Sample Is Feature: Beyond Item-Level, Toward Sample-Level Tokens for Unified Large Recommender Models
New architecture encodes entire user interactions as single tokens, improving industrial recommender systems by 15%.
A team of researchers from Meituan has introduced a novel architecture called SIF (Sample Is Feature) that fundamentally changes how large-scale industrial recommender systems process user data. Current systems face two key limitations: they only encode a subset of each historical interaction into sequence tokens, leaving valuable context unexploited, and they struggle with structural heterogeneity between sequential and non-sequential features. SIF addresses both issues by encoding entire historical raw samples directly into sequence tokens, maximizing information preservation while creating homogeneous representations that the model can process more effectively.
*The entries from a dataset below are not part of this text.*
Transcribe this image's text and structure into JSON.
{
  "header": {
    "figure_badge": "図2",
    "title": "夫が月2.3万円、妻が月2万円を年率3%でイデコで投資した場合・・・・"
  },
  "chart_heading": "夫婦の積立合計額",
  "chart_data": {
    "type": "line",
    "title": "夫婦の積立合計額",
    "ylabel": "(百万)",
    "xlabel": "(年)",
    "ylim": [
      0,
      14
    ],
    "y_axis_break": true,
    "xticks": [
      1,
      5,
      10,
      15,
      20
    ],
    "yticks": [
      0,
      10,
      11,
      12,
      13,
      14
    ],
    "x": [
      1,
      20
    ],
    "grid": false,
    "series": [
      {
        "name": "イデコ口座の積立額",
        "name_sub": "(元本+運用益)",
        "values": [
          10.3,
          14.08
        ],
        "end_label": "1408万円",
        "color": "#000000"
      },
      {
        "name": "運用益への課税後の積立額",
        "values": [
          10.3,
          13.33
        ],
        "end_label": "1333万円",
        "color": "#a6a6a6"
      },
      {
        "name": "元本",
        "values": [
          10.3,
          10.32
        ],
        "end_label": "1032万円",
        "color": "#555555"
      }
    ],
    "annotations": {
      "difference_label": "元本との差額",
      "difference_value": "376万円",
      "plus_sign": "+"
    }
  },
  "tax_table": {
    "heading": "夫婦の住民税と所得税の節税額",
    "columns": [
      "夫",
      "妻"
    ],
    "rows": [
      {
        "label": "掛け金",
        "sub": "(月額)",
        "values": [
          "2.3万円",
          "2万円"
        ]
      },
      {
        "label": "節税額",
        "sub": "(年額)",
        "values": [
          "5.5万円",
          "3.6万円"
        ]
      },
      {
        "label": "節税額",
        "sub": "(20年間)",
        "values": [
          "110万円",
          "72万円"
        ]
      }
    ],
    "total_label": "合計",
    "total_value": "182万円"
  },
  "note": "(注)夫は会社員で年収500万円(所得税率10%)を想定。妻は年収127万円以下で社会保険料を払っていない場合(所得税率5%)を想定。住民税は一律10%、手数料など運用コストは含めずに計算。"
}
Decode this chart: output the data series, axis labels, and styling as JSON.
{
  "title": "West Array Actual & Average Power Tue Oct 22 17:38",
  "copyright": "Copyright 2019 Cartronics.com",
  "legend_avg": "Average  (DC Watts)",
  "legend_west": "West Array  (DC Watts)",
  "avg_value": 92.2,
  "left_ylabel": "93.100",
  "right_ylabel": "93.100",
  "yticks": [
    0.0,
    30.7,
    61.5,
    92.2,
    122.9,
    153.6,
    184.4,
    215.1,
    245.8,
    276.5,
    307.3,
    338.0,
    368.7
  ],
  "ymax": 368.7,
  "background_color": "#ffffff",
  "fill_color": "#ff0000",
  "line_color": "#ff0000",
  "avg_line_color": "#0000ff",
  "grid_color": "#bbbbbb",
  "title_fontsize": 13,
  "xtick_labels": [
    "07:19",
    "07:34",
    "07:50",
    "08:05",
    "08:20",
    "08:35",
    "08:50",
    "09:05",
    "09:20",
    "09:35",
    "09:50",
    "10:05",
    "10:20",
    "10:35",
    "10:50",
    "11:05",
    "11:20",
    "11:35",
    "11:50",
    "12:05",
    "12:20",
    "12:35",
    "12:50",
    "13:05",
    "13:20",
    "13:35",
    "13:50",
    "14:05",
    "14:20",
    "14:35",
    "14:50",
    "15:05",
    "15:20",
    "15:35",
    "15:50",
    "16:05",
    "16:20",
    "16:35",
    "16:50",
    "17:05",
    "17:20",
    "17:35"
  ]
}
The SIF architecture consists of two core components. First, the Sample Tokenizer uses hierarchical group-adaptive quantization (HGAQ) to convert each historical raw sample into a compact token sample, enabling full sample-level context to be efficiently incorporated into sequences. Second, the SIF-Mixer performs deep feature interaction over these homogeneous sample representations through both token-level and sample-level mixing operations. This approach fully unleashes the model's representational capacity that was previously constrained by structural limitations.
Extensive experiments on large-scale industrial datasets have validated SIF's effectiveness, demonstrating significant improvements over traditional approaches. The researchers have already successfully deployed SIF on Meituan's massive food delivery platform, where it processes millions of user interactions daily. This deployment represents a practical implementation of the theoretical advances, showing how sample-level token encoding can enhance real-world recommendation systems that serve millions of users.
- Encodes entire historical user interactions as single tokens using hierarchical group-adaptive quantization (HGAQ)
- Resolves structural heterogeneity between sequential and non-sequential features in recommender systems
- Successfully deployed on Meituan's food delivery platform with demonstrated performance improvements
Why It Matters
Improves recommendation accuracy for millions of users on major platforms like Meituan, enhancing user experience and engagement.